When developing a loyalty scheme, a question you'll face is how to reward customers appropriately for identifying themselves? One question you might ask to help figure this out relates to the extent to which customers can anticipate and know that a reward is coming their way.
Predictable vs. Surprising rewards?
You may wish to set certain thresholds for customers to reach, which make them more important customers to you. But do you want to openly advertise these thresholds, these 'status tiers'? What impact does that have on the longer-term structure, credibility and cost of a loyalty scheme? Is it preferential to manage such status rewards in a more aloof way. This can allow for the element of surprise?
Predictable reward options require commitment. They can be copied easily, but can be very easy to understand by customers.
Here are some examples:
- Preferential pricing – It's an easy one to copy and neutralise and can subsidise purchases heavily. It's simply a loss of margin to get customers to identify themselves in exchange for getting an overall discount on their shop. It's all well and good, as long as you do something with the data!
- Points / Loyalty Currency – Like preferential pricing, this approach can be costly. It can be tricky to manage 'the float' if people decide to redeem points for discounts all in one go. Seems to work better with frequent smaller purchases e.g. Costa Coffee Club, where you can see the points build up. Frequent flyer schemes can work for the frequent flyer, but for the infrequent less so. So this has lead to coalition schemes like Avios, which allow you to earn points in several places and swap points with other schemes too.

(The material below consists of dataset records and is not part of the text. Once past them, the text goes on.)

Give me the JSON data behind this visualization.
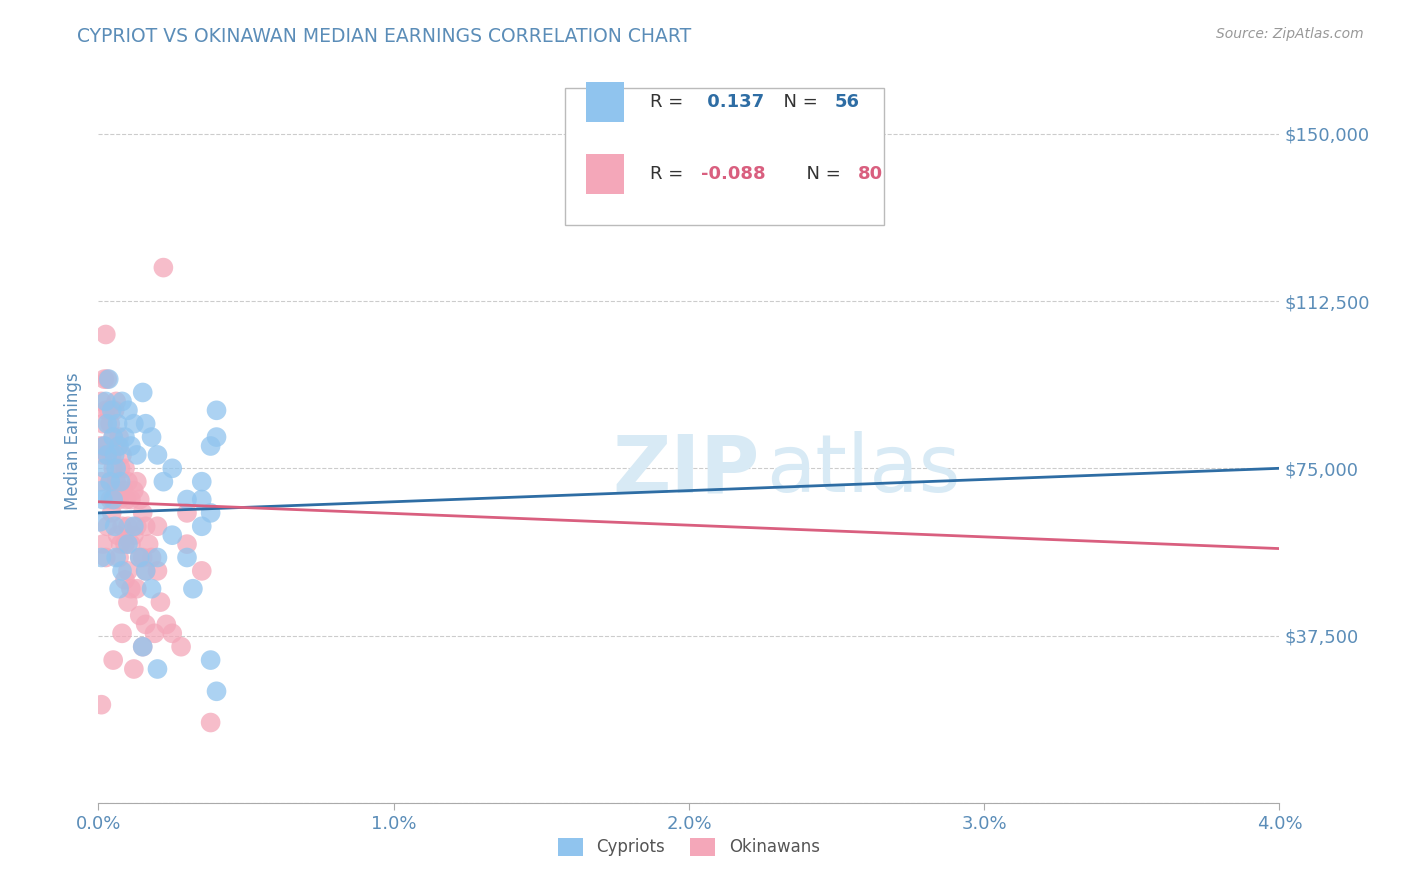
{
  "title": "CYPRIOT VS OKINAWAN MEDIAN EARNINGS CORRELATION CHART",
  "source": "Source: ZipAtlas.com",
  "ylabel": "Median Earnings",
  "xlim": [
    0.0,
    0.04
  ],
  "ylim": [
    0,
    162000
  ],
  "yticks": [
    0,
    37500,
    75000,
    112500,
    150000
  ],
  "ytick_labels": [
    "",
    "$37,500",
    "$75,000",
    "$112,500",
    "$150,000"
  ],
  "xticks": [
    0.0,
    0.01,
    0.02,
    0.03,
    0.04
  ],
  "xtick_labels": [
    "0.0%",
    "1.0%",
    "2.0%",
    "3.0%",
    "4.0%"
  ],
  "cypriot_color": "#90C4EE",
  "okinawan_color": "#F4A7B9",
  "cypriot_line_color": "#2E6DA4",
  "okinawan_line_color": "#D95F7F",
  "R_cypriot": 0.137,
  "N_cypriot": 56,
  "R_okinawan": -0.088,
  "N_okinawan": 80,
  "background_color": "#FFFFFF",
  "grid_color": "#CCCCCC",
  "title_color": "#5B8DB8",
  "axis_label_color": "#5B8DB8",
  "tick_label_color": "#5B8DB8",
  "watermark_color": "#D8EAF5",
  "cyp_trend": [
    65000,
    75000
  ],
  "ok_trend": [
    67500,
    57000
  ],
  "cypriot_scatter": [
    [
      5e-05,
      63000
    ],
    [
      0.0001,
      70000
    ],
    [
      0.00015,
      68000
    ],
    [
      0.0001,
      55000
    ],
    [
      0.0002,
      80000
    ],
    [
      0.00025,
      90000
    ],
    [
      0.0002,
      75000
    ],
    [
      0.0003,
      85000
    ],
    [
      0.00035,
      95000
    ],
    [
      0.0003,
      78000
    ],
    [
      0.00045,
      88000
    ],
    [
      0.0004,
      72000
    ],
    [
      0.0005,
      82000
    ],
    [
      0.00055,
      78000
    ],
    [
      0.0005,
      68000
    ],
    [
      0.0006,
      75000
    ],
    [
      0.00065,
      85000
    ],
    [
      0.0007,
      80000
    ],
    [
      0.00075,
      72000
    ],
    [
      0.0008,
      90000
    ],
    [
      0.0009,
      82000
    ],
    [
      0.001,
      88000
    ],
    [
      0.0011,
      80000
    ],
    [
      0.0012,
      85000
    ],
    [
      0.0013,
      78000
    ],
    [
      0.0015,
      92000
    ],
    [
      0.0016,
      85000
    ],
    [
      0.0018,
      82000
    ],
    [
      0.002,
      78000
    ],
    [
      0.0022,
      72000
    ],
    [
      0.0025,
      75000
    ],
    [
      0.003,
      68000
    ],
    [
      0.0035,
      72000
    ],
    [
      0.0038,
      65000
    ],
    [
      0.004,
      82000
    ],
    [
      0.00055,
      62000
    ],
    [
      0.0006,
      55000
    ],
    [
      0.0007,
      48000
    ],
    [
      0.0008,
      52000
    ],
    [
      0.001,
      58000
    ],
    [
      0.0012,
      62000
    ],
    [
      0.0014,
      55000
    ],
    [
      0.0016,
      52000
    ],
    [
      0.0018,
      48000
    ],
    [
      0.002,
      55000
    ],
    [
      0.0025,
      60000
    ],
    [
      0.003,
      55000
    ],
    [
      0.0032,
      48000
    ],
    [
      0.0015,
      35000
    ],
    [
      0.002,
      30000
    ],
    [
      0.004,
      25000
    ],
    [
      0.0038,
      32000
    ],
    [
      0.0035,
      62000
    ],
    [
      0.0035,
      68000
    ],
    [
      0.004,
      88000
    ],
    [
      0.0038,
      80000
    ]
  ],
  "okinawan_scatter": [
    [
      5e-05,
      80000
    ],
    [
      0.0001,
      90000
    ],
    [
      0.00015,
      85000
    ],
    [
      0.0001,
      72000
    ],
    [
      0.00015,
      78000
    ],
    [
      0.0002,
      95000
    ],
    [
      0.00025,
      88000
    ],
    [
      0.0002,
      80000
    ],
    [
      0.00025,
      105000
    ],
    [
      0.0003,
      95000
    ],
    [
      0.00035,
      88000
    ],
    [
      0.0003,
      78000
    ],
    [
      0.0004,
      85000
    ],
    [
      0.00045,
      78000
    ],
    [
      0.0004,
      72000
    ],
    [
      0.00045,
      65000
    ],
    [
      0.0005,
      82000
    ],
    [
      0.00055,
      88000
    ],
    [
      0.0005,
      75000
    ],
    [
      0.00055,
      68000
    ],
    [
      0.0006,
      90000
    ],
    [
      0.00065,
      80000
    ],
    [
      0.0006,
      70000
    ],
    [
      0.00065,
      60000
    ],
    [
      0.0007,
      82000
    ],
    [
      0.00075,
      75000
    ],
    [
      0.0007,
      68000
    ],
    [
      0.00075,
      58000
    ],
    [
      0.0008,
      78000
    ],
    [
      0.00085,
      70000
    ],
    [
      0.0008,
      62000
    ],
    [
      0.0009,
      75000
    ],
    [
      0.00095,
      68000
    ],
    [
      0.0009,
      58000
    ],
    [
      0.001,
      72000
    ],
    [
      0.001,
      62000
    ],
    [
      0.001,
      52000
    ],
    [
      0.0011,
      68000
    ],
    [
      0.0011,
      58000
    ],
    [
      0.0011,
      48000
    ],
    [
      0.0012,
      70000
    ],
    [
      0.0012,
      60000
    ],
    [
      0.0013,
      72000
    ],
    [
      0.0013,
      62000
    ],
    [
      0.0014,
      68000
    ],
    [
      0.0014,
      55000
    ],
    [
      0.0015,
      65000
    ],
    [
      0.0015,
      55000
    ],
    [
      0.0016,
      62000
    ],
    [
      0.0016,
      52000
    ],
    [
      0.0017,
      58000
    ],
    [
      0.0018,
      55000
    ],
    [
      0.002,
      62000
    ],
    [
      0.002,
      52000
    ],
    [
      0.0022,
      120000
    ],
    [
      0.003,
      58000
    ],
    [
      0.003,
      65000
    ],
    [
      0.0035,
      52000
    ],
    [
      0.0038,
      18000
    ],
    [
      0.0001,
      22000
    ],
    [
      0.0005,
      32000
    ],
    [
      0.0008,
      38000
    ],
    [
      0.0012,
      30000
    ],
    [
      0.0015,
      35000
    ],
    [
      0.00015,
      58000
    ],
    [
      0.0003,
      62000
    ],
    [
      0.0004,
      68000
    ],
    [
      0.0006,
      72000
    ],
    [
      0.00025,
      55000
    ],
    [
      0.0007,
      55000
    ],
    [
      0.0009,
      50000
    ],
    [
      0.001,
      45000
    ],
    [
      0.0013,
      48000
    ],
    [
      0.0014,
      42000
    ],
    [
      0.0016,
      40000
    ],
    [
      0.0019,
      38000
    ],
    [
      0.0021,
      45000
    ],
    [
      0.0023,
      40000
    ],
    [
      0.0025,
      38000
    ],
    [
      0.0028,
      35000
    ]
  ]
}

- Stamps - Still a favoured choice by many, whether they be virtual (Starbucks or Nando's) or physical (Caffé Nero). Again there’s a frequency dynamic that makes it work. These loyalty schemes don’t pretend to be anything other than a way to drive frequency of purchase. Physical card and stamp based schemes clearly have zero ability to understand customers’ behaviour.
The softer, treat-based way of rewarding customers certainly offers flexibility in being able to manage the cost of rewards. Though they do require a customer to trust that they will get a reward of some sort. The value exchange has to exist in some form, which makes purely treat-based rewards potentially difficult to succeed.
Here are some examples:
- One-off discount offers or gift cards - Out of the blue 'thank you offers' are among the most powerful rewards. In fact some businesses get away with just a heart-felt thank you without any reward to go with it!

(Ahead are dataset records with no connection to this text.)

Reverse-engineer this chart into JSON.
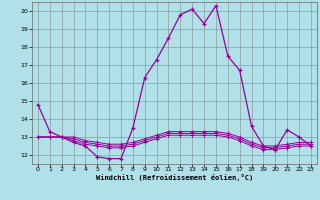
{
  "x": [
    0,
    1,
    2,
    3,
    4,
    5,
    6,
    7,
    8,
    9,
    10,
    11,
    12,
    13,
    14,
    15,
    16,
    17,
    18,
    19,
    20,
    21,
    22,
    23
  ],
  "line1": [
    14.8,
    13.3,
    13.0,
    12.7,
    12.5,
    11.9,
    11.8,
    11.8,
    13.5,
    16.3,
    17.3,
    18.5,
    19.8,
    20.1,
    19.3,
    20.3,
    17.5,
    16.7,
    13.6,
    12.5,
    12.3,
    13.4,
    13.0,
    12.5
  ],
  "line2": [
    13.0,
    13.0,
    13.0,
    12.8,
    12.6,
    12.5,
    12.4,
    12.4,
    12.5,
    12.7,
    12.9,
    13.1,
    13.1,
    13.1,
    13.1,
    13.1,
    13.0,
    12.8,
    12.5,
    12.3,
    12.3,
    12.4,
    12.5,
    12.5
  ],
  "line3": [
    13.0,
    13.0,
    13.0,
    12.9,
    12.7,
    12.6,
    12.5,
    12.5,
    12.6,
    12.8,
    13.0,
    13.2,
    13.2,
    13.2,
    13.2,
    13.2,
    13.1,
    12.9,
    12.6,
    12.4,
    12.4,
    12.5,
    12.6,
    12.6
  ],
  "line4": [
    13.0,
    13.0,
    13.0,
    13.0,
    12.8,
    12.7,
    12.6,
    12.6,
    12.7,
    12.9,
    13.1,
    13.3,
    13.3,
    13.3,
    13.3,
    13.3,
    13.2,
    13.0,
    12.7,
    12.5,
    12.5,
    12.6,
    12.7,
    12.7
  ],
  "ylim": [
    11.5,
    20.5
  ],
  "xlim": [
    -0.5,
    23.5
  ],
  "yticks": [
    12,
    13,
    14,
    15,
    16,
    17,
    18,
    19,
    20
  ],
  "xticks": [
    0,
    1,
    2,
    3,
    4,
    5,
    6,
    7,
    8,
    9,
    10,
    11,
    12,
    13,
    14,
    15,
    16,
    17,
    18,
    19,
    20,
    21,
    22,
    23
  ],
  "xlabel": "Windchill (Refroidissement éolien,°C)",
  "line_color": "#990099",
  "bg_color": "#b0e0e8",
  "grid_color": "#888888"
}
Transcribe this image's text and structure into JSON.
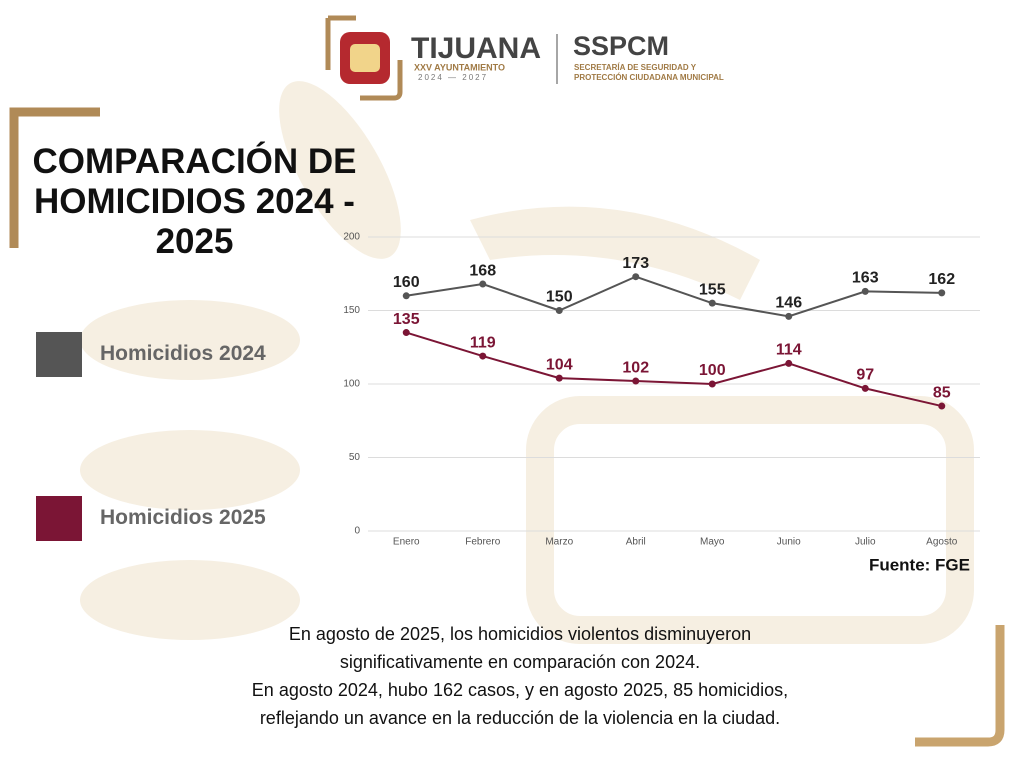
{
  "header": {
    "city": "TIJUANA",
    "council": "XXV AYUNTAMIENTO",
    "term": "2024 — 2027",
    "agency": "SSPCM",
    "agency_line1": "SECRETARÍA DE SEGURIDAD Y",
    "agency_line2": "PROTECCIÓN CIUDADANA MUNICIPAL"
  },
  "chart_data": {
    "type": "line",
    "title": "COMPARACIÓN DE HOMICIDIOS 2024 - 2025",
    "categories": [
      "Enero",
      "Febrero",
      "Marzo",
      "Abril",
      "Mayo",
      "Junio",
      "Julio",
      "Agosto"
    ],
    "series": [
      {
        "name": "Homicidios 2024",
        "color": "#555555",
        "values": [
          160,
          168,
          150,
          173,
          155,
          146,
          163,
          162
        ]
      },
      {
        "name": "Homicidios 2025",
        "color": "#7b1535",
        "values": [
          135,
          119,
          104,
          102,
          100,
          114,
          97,
          85
        ]
      }
    ],
    "ylim": [
      0,
      200
    ],
    "yticks": [
      0,
      50,
      100,
      150,
      200
    ],
    "grid": true,
    "legend": "left",
    "source": "Fuente: FGE"
  },
  "note": [
    "En agosto de 2025, los homicidios violentos disminuyeron",
    "significativamente en comparación con 2024.",
    "En agosto 2024, hubo 162 casos, y en agosto 2025, 85 homicidios,",
    "reflejando un avance en la reducción de la violencia en la ciudad."
  ]
}
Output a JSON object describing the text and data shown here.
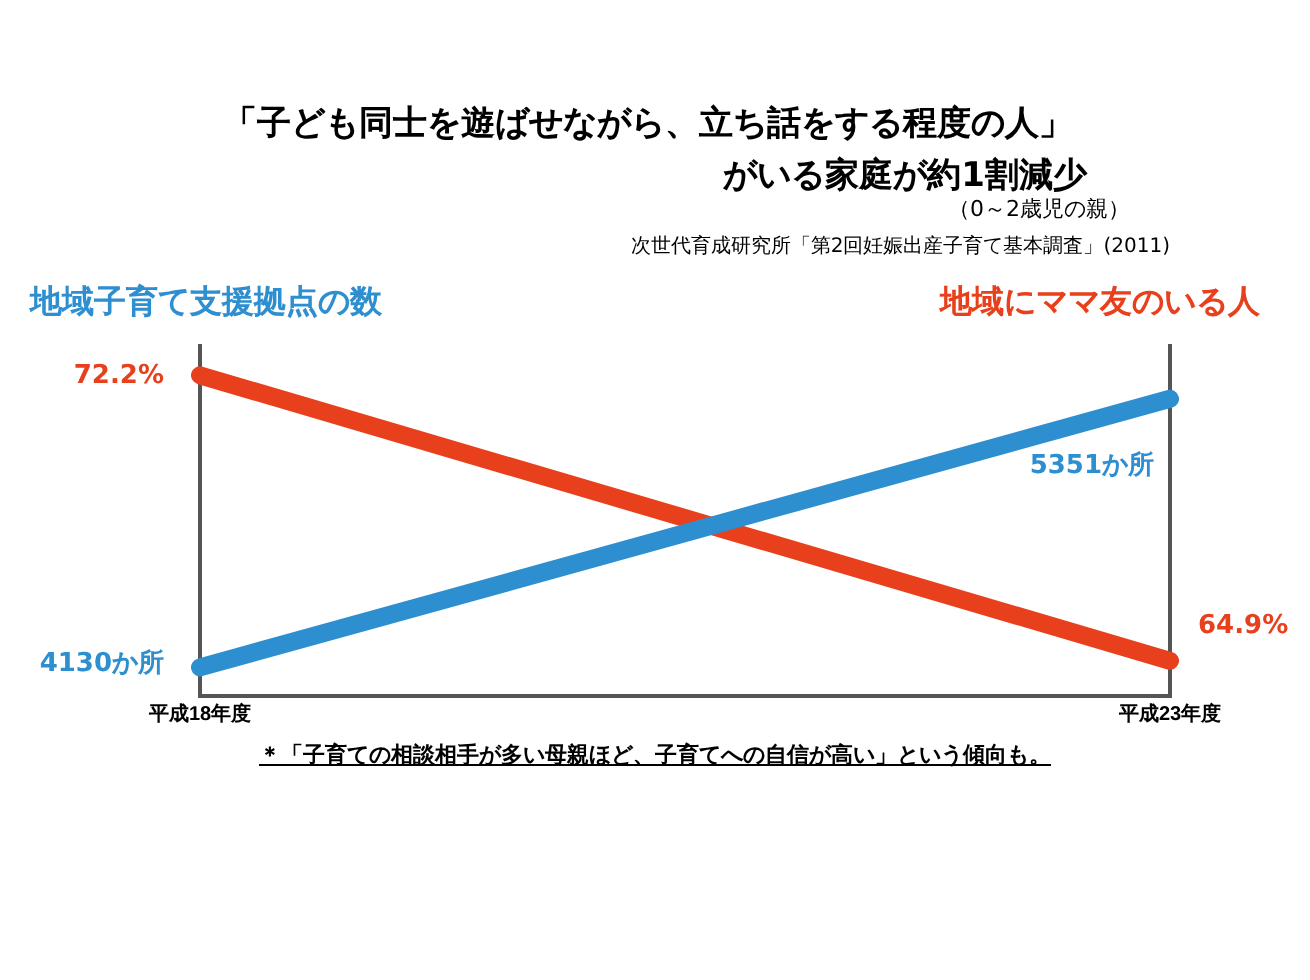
{
  "chart_data": {
    "type": "line",
    "title": "「子ども同士を遊ばせながら、立ち話をする程度の人」がいる家庭が約1割減少",
    "subtitle": "（0～2歳児の親）",
    "categories": [
      "平成18年度",
      "平成23年度"
    ],
    "series": [
      {
        "name": "地域子育て支援拠点の数",
        "color": "#2e8fd0",
        "axis": "y2",
        "values": [
          4130,
          5351
        ],
        "value_labels": [
          "4130か所",
          "5351か所"
        ]
      },
      {
        "name": "地域にママ友のいる人",
        "color": "#e8401c",
        "values": [
          72.2,
          64.9
        ],
        "value_labels": [
          "72.2%",
          "64.9%"
        ]
      }
    ],
    "tick_labels": "x",
    "grid": "x",
    "legend": false,
    "marker": "none",
    "line_style": "solid",
    "annotations": [
      "次世代育成研究所「第2回妊娠出産子育て基本調査」(2011)",
      "＊「子育ての相談相手が多い母親ほど、子育てへの自信が高い」という傾向も。"
    ]
  }
}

- Free products - when given away as gifts this can be a powerful reward mechanic. However the product must be relevant. It must also be something that isn't obviously available to all other customers. So the customer needs to feel like the thank you is genuine, personal and unique.

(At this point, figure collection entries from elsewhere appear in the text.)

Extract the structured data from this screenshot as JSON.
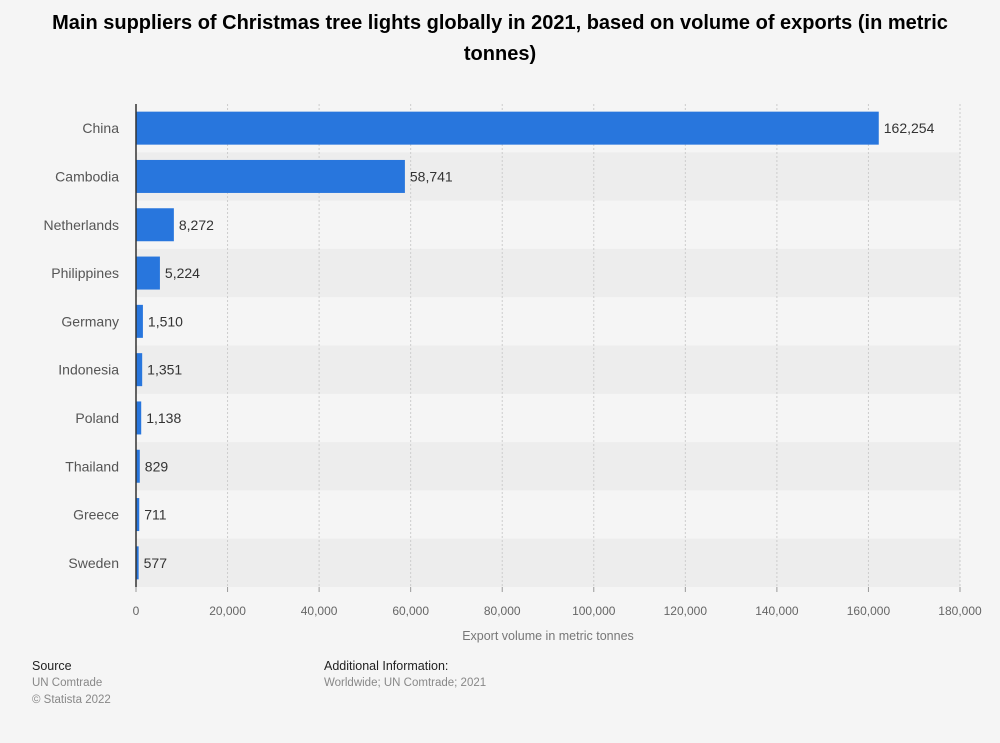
{
  "title": "Main suppliers of Christmas tree lights globally in 2021, based on volume of exports (in metric tonnes)",
  "colors": {
    "bar": "#2876dd",
    "band": "#ededed",
    "grid": "#cccccc",
    "axis": "#333333"
  },
  "chart_data": {
    "type": "bar",
    "orientation": "horizontal",
    "title": "Main suppliers of Christmas tree lights globally in 2021, based on volume of exports (in metric tonnes)",
    "categories": [
      "China",
      "Cambodia",
      "Netherlands",
      "Philippines",
      "Germany",
      "Indonesia",
      "Poland",
      "Thailand",
      "Greece",
      "Sweden"
    ],
    "values": [
      162254,
      58741,
      8272,
      5224,
      1510,
      1351,
      1138,
      829,
      711,
      577
    ],
    "value_labels": [
      "162,254",
      "58,741",
      "8,272",
      "5,224",
      "1,510",
      "1,351",
      "1,138",
      "829",
      "711",
      "577"
    ],
    "xlabel": "Export volume in metric tonnes",
    "ylabel": "",
    "xlim": [
      0,
      180000
    ],
    "ticks": [
      0,
      20000,
      40000,
      60000,
      80000,
      100000,
      120000,
      140000,
      160000,
      180000
    ],
    "tick_labels": [
      "0",
      "20,000",
      "40,000",
      "60,000",
      "80,000",
      "100,000",
      "120,000",
      "140,000",
      "160,000",
      "180,000"
    ],
    "grid": true,
    "legend": false
  },
  "footer": {
    "source_heading": "Source",
    "source_lines": [
      "UN Comtrade",
      "© Statista 2022"
    ],
    "info_heading": "Additional Information:",
    "info_lines": [
      "Worldwide; UN Comtrade; 2021"
    ]
  }
}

- Exclusive offers - In some instances simply the chance to experience something that others won't is enough for some customers. Being the first to try, hear about or buy are the most common. Equally exclusive prize draws can work well too as the customer feels they're in with a better chance.
- Access to other shopping or lifestyle rewards with partners - Not only can these be an original way of rewarding customers it can also grow brand equity. If strong alliances are built with partner brands, customers can create positive associations with your brand. Take Chase Bank in the US and how they offer their customers experiential rewards through their sponsorship of Madison Square Garden.
All the treat-based rewards above can be predictable rewards too of course. This is certainly the case with the Chase Bank example. Getting the right blend of hard and soft rewards is important. It can be difficult to generate ROI if it’s either one or the other.